As you progress down your list, the changes require more effort to perform and there will be days when motivation is low and you just feel like not doing anything. For days like this, you can skip the more demanding changes but keep doing the ones higher up on your list which requires way less effort. By doing so, you’re still committing to your list and not reverting back to your old lifestyle. From there, you can either gradually work your way back or, if you’re feeling particularly motivated, jump straight back to where you left off. Very much as in training, there’ll be days where you don’t feel like going to the gym. Drag yourself to the gym nonetheless.
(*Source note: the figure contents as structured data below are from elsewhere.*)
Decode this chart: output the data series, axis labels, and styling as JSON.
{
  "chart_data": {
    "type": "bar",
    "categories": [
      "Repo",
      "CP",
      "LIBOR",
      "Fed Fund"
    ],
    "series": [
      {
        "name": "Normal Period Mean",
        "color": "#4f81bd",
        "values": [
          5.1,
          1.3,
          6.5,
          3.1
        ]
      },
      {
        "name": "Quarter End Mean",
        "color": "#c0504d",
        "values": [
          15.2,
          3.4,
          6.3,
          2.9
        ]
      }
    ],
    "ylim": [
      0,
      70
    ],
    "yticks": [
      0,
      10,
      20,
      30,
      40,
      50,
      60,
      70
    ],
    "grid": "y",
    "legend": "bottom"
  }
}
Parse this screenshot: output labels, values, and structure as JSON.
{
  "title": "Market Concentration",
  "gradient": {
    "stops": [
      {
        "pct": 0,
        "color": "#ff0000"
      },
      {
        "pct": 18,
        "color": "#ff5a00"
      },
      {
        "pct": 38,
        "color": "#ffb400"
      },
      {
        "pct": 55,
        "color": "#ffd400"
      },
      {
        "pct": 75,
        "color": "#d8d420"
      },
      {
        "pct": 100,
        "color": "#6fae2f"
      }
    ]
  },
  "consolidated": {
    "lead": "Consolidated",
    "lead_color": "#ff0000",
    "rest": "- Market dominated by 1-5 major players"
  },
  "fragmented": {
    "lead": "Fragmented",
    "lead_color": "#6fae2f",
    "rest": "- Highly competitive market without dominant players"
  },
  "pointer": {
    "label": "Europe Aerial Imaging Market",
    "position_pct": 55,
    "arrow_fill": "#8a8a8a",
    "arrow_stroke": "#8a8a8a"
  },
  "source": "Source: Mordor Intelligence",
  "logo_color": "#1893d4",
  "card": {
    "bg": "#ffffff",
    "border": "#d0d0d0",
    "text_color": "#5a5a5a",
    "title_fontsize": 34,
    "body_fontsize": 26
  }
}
What I’ve found is that once you get there, change into your workout gear and start warming up, you’ll feel much better and will very likely be able to train as planned. If for some reason you still feel that motivation is low, do a lighter workout—take some weight off the bar or do only the lifts that you particularly enjoy doing. At the end of it, you’ll be glad you trained.

As you progress both towards your lifestyle goal and in barbell training, there will be setbacks along the way. No matter how well you plan, how hard you work or how much effort you put in, there will be days when thing don’t go well. That is not a failure on your part. That is simply life. As Howie Day says, “Even the best fall down sometimes”. Be it getting stronger or changing an aspect of your life, start small, gradually work your way up and keep going. The road to your goal will be tough and filled with obstacles and that’s to be expected—nothing worth having comes easy. When you get there, you’ll find that there’s nothing sweeter than achieving what you set out to do.

Bio

My interest in fitness started when I was around 19 years old. Being overweight for most of my growing up years, I decided to do something about it. After months of not being able to achieve the desired results, I began poring through books and articles about training and nutrition. The more I read, the more interested I became in this field, and got better results when the the newly discovered knowledge was applied. After 1 year of persistence and hard work, I lost 24kg and felt fantastic. The sense of achievement motivated me to pursue a career in working with people to help them achieve their own fitness goals.

After achieving my weight loss goal, I tried a variety of training programs for a few years, looking for a new goal to train towards. After aimlessly moving around from program to program, I chanced upon a book called Starting Strength: Basic Barbell Training, written by renowned strength and conditioning expert, Mark Rippetoe. Little did I know that this book was about to change my life and coaching career.

At that point, I had experience training with barbells and was relatively familiar with it but never have I come across any material that gave such explicitly detailed explanations of how to perform the barbell lifts. I devoured the book and modified my lifting technique and program. In just a few months, I was pleasantly surprised by how much stronger he had become. I now had a new goal to work towards – getting strong.

With full confidence in the efficacy of the Starting Strength methodology, I began coaching my clients using this program and got them stronger than they ever thought was possible. The consistent success my clients achieved through the program cemented my confidence in Mark Rippetoe’s teachings. I then decided to pursue the credential of being a Starting Strength Coach and I’m currently the first and only certified coach in Singapore and South-East Asia

In my 9 years of experience, I have given talks and ran programs at numerous companies and worked with a diverse group clientele of all ages with a variety of goals. Today, I specialise in coaching people in their 40s, 50s and beyond because it brings me a great sense of satisfaction to be part of the process of improving this demographics’ health and quality of life by getting them stronger.